Bruxelles – Le agevolazioni sull’elettricità alle imprese energivore possono essere limitate al solo settore manifatturiero. La causa (sentenza C-189/15) ha ad oggetto le agevolazioni sul consumo di elettricità da parte delle imprese “a forte consumo di energia” (definite dalla normativa comunitaria “energivore”).
Il d.lgs. n. 26/2007 attua nell’ordinamento nazionale italiano la direttiva 2003/96/CE che ristruttura il quadro comunitario per la tassazione dei prodotti energetici e dell’elettricità.
Il Decreto del Ministro dello sviluppo economico del 24 luglio 2013, attuativo del decreto legge 83/2012, ha demandato all’Autorità per l’Energia Elettrica, il Gas e il Settore Idrico (Aeeg) di ridefinire i corrispettivi a copertura degli oneri generali di sistema, limitando l’erogazione di tali benefici alle sole imprese energivore del settore manifatturiero (pertanto, la possibilità di accedere ai benefici è stata preclusa alle imprese operanti in settori diversi, come quello dei servizi sanitari).
Il Consiglio di Stato ha chiesto, in via pregiudiziale, alla Corte Ue se i benefici in questione abbiano natura fiscale e se l’ordinamento comunitario e la direttiva 2003/96/CEE ammettano una disciplina nazionale la quale, per un verso, introduce un sistema di agevolazioni sul consumo di elettricità da parte delle imprese “a forte consumo di energia” e, per altro verso, destina tali agevolazioni in favore soltanto di alcune imprese, escludendone altre.
Con la sentenza odierna, la Corte stabilisce, innanzitutto, che gli importi dovuti dalle imprese per coprire i costi generali del sistema elettrico possono avere natura di imposte indirette, se al giudice nazionale è dato constatare che i soggetti utilizzatori dei servizi della rete elettrica hanno un obbligo, coercibile da parte della pubblica Autorità, di effettuare i relativi pagamenti alla Cassa conguaglio per il settore elettrico.

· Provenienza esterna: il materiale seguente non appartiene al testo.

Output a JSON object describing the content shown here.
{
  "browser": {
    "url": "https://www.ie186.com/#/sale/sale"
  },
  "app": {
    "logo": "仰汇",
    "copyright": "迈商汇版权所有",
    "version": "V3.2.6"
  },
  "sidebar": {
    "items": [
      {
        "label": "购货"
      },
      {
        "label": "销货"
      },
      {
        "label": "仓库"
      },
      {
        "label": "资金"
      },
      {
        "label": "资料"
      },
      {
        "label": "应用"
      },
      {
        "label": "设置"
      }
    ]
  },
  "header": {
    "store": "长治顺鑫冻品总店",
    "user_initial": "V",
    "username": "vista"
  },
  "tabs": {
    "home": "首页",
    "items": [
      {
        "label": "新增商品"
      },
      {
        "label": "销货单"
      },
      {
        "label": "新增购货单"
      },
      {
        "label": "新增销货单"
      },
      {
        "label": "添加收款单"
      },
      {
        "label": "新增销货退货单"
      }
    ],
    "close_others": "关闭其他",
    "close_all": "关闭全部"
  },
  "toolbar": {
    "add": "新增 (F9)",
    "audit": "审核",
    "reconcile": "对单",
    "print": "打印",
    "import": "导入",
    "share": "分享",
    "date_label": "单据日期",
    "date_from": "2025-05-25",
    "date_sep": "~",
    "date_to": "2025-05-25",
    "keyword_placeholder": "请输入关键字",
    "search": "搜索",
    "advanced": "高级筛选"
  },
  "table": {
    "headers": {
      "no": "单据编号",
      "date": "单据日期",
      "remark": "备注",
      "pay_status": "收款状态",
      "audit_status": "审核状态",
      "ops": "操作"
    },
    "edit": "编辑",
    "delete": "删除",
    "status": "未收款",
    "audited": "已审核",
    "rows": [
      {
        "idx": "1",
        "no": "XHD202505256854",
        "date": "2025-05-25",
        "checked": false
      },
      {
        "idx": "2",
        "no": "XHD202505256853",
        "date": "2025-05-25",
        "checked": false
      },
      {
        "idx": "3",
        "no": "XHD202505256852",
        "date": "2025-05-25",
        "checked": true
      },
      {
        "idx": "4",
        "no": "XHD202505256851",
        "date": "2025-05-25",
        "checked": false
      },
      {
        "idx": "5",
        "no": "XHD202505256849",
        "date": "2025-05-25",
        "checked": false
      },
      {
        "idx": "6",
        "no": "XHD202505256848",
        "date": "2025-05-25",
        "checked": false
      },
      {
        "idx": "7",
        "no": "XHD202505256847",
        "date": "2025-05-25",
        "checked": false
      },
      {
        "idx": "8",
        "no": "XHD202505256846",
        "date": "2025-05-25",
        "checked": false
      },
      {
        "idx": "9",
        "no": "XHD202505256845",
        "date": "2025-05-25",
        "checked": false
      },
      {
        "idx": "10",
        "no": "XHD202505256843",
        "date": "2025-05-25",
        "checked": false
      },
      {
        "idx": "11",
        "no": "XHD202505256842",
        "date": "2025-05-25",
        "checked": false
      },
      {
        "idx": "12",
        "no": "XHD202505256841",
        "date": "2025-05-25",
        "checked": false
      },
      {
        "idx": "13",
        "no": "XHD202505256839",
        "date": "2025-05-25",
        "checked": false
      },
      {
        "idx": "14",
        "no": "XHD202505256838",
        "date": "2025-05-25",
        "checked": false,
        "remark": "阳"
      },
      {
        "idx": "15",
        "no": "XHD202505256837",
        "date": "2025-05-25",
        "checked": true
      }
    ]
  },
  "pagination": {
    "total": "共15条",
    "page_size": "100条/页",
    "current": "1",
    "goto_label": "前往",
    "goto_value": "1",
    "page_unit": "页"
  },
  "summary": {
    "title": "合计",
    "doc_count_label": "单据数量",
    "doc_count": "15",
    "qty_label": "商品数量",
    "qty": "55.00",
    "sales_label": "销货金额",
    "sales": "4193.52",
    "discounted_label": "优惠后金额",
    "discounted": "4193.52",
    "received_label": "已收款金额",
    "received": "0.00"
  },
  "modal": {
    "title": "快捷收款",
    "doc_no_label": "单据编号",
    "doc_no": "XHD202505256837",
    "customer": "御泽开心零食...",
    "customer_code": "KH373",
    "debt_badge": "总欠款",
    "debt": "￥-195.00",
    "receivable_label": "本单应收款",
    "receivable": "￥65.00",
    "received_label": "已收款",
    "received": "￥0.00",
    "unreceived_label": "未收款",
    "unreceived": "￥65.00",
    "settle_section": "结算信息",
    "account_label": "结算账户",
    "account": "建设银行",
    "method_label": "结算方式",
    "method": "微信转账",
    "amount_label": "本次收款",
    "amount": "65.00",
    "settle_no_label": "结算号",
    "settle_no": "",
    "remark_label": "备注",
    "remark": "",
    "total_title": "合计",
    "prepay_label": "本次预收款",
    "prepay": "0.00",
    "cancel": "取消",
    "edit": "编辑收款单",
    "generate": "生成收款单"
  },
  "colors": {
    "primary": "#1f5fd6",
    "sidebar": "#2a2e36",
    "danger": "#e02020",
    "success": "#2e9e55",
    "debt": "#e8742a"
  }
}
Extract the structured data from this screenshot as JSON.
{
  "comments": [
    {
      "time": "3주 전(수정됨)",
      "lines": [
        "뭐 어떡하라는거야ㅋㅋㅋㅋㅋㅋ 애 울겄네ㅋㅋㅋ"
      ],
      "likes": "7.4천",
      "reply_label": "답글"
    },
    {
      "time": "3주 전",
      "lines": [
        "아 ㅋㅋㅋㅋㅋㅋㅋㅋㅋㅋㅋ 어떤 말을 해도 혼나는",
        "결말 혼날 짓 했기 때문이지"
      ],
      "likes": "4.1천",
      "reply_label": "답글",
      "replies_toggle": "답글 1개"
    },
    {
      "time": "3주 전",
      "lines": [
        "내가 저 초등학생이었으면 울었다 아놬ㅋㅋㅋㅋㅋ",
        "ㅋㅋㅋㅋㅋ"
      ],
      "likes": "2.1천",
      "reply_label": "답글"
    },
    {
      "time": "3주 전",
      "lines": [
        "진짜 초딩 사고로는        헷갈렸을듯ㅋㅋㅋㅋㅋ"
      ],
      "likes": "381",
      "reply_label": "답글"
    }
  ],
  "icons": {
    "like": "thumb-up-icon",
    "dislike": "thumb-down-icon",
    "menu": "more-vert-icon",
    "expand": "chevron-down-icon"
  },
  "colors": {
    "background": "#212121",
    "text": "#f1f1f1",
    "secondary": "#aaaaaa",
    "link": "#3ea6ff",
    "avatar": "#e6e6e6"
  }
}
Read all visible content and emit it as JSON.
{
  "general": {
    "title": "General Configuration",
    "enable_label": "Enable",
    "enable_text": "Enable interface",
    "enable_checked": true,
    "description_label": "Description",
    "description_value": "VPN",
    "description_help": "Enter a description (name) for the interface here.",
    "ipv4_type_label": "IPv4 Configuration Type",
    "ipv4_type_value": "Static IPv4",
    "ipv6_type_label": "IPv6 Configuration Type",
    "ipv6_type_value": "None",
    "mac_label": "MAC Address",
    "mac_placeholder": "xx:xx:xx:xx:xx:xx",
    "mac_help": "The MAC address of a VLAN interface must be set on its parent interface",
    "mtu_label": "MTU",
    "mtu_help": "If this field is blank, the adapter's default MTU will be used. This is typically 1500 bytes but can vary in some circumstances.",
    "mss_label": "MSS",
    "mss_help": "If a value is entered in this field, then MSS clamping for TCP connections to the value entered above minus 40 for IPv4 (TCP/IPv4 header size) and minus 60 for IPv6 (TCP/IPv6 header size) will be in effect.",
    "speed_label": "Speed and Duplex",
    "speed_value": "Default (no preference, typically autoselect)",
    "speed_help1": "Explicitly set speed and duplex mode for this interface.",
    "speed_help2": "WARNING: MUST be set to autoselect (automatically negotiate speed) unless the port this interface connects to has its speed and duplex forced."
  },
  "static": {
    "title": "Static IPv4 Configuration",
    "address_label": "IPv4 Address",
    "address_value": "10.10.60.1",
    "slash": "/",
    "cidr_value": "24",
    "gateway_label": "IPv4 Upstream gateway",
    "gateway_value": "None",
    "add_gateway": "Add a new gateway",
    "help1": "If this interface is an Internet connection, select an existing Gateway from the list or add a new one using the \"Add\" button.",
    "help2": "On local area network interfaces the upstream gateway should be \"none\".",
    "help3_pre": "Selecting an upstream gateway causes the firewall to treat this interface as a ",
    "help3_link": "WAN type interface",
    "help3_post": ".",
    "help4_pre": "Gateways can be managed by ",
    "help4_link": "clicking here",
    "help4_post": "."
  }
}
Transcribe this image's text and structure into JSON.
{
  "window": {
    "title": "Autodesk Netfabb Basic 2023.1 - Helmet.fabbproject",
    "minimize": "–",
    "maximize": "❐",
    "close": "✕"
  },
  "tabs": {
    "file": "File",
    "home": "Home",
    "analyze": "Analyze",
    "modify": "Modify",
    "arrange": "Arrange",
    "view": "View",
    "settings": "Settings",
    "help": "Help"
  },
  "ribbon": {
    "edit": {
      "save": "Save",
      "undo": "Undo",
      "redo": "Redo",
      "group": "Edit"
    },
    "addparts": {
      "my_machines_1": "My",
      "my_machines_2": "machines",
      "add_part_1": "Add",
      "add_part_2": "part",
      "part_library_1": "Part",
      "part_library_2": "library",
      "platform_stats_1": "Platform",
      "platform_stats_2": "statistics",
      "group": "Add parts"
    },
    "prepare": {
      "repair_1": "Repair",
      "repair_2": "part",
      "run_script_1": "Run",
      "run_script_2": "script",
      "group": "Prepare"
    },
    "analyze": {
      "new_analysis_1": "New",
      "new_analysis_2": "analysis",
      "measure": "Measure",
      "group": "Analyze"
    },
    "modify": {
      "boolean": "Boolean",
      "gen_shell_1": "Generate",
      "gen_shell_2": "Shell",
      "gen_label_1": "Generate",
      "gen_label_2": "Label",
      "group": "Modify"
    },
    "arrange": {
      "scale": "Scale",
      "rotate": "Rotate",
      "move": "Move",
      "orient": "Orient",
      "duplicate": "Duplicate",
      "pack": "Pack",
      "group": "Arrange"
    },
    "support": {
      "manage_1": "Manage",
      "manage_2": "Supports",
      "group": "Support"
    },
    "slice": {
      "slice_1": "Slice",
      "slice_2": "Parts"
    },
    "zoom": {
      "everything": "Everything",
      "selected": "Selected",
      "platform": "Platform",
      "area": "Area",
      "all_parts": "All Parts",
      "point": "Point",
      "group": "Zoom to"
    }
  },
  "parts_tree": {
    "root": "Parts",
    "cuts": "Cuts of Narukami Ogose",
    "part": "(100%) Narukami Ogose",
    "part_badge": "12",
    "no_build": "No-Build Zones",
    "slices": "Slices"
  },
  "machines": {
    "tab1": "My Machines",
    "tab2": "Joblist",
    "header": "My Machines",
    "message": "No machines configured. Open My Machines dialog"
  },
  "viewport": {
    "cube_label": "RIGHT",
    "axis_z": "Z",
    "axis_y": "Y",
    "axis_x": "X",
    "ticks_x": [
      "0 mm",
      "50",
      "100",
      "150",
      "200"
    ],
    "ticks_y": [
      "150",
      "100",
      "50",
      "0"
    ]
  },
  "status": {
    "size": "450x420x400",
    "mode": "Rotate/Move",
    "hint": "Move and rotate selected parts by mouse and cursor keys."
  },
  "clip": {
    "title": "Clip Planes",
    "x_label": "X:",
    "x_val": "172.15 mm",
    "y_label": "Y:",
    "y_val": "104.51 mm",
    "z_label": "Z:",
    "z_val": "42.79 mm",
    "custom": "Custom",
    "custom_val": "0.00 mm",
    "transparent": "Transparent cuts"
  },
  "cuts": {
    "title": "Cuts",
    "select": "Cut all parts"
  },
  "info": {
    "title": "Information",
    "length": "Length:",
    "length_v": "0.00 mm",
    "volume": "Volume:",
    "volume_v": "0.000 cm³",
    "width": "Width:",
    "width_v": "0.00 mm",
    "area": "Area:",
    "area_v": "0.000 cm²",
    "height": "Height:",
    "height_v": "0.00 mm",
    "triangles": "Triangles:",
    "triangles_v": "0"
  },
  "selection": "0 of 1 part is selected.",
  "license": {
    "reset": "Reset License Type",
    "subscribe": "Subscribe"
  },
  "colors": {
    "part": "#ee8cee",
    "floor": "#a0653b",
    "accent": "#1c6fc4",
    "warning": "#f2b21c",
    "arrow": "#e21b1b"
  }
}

Pertanto, la riduzione di tali importi avrebbe natura di agevolazione (sgravio) fiscale.
Confermerebbe la natura fiscale dell’obbligo (e della connessa agevolazione) il fatto che le somme raccolte siano destinate a finanziare non solo (e non necessariamente) i costi di produzione e distribuzione dell’elettricità ma anche i costi legati a obiettivi d’interesse generale (es. promozione delle energie rinnovabili, efficienza energetica, sicurezza nucleare ecc…). Per contro, non impediscono di ravvisare la natura fiscale dell’obbligo (e della connessa agevolazione) né il fatto che i costi generali si riverberino, in ultima analisi, sulla bolletta dell’utente finale (d’altronde anche la più tipica delle imposte indirette – l’IVA – si ripercuote sul consumatore finale), né il fatto che le somme raccolte non passino per il bilancio dello Stato per finanziare voci della spesa pubblica ma siano distribuite da un fondo di compensazione per riequilibrare i costi sostenuti da soggetti, anche privati, in relazione a progetti specifici indicati dalla legge (es: smantellamento di centrali nucleari, produzione di energia con fonti rinnovabili, ecc…).
Il fatto che solo alcune imprese (manifatturiere), a differenza di altre (servizi sanitari), siano beneficiarie della riduzione fiscale in parola non è contrario alla direttiva 2003/96, che consente agli Stati membri di riconoscere gli incentivi solo ad alcune imprese energivore, a seconda del loro settore, concretamente individuato. La Corte, tuttavia, fa salva la possibilità di verificare se una siffatta normativa nazionale « selettiva » costituisca un aiuto di Stato. Ma questa è un’altra questione, della quale la Corte non è al momento stata investita.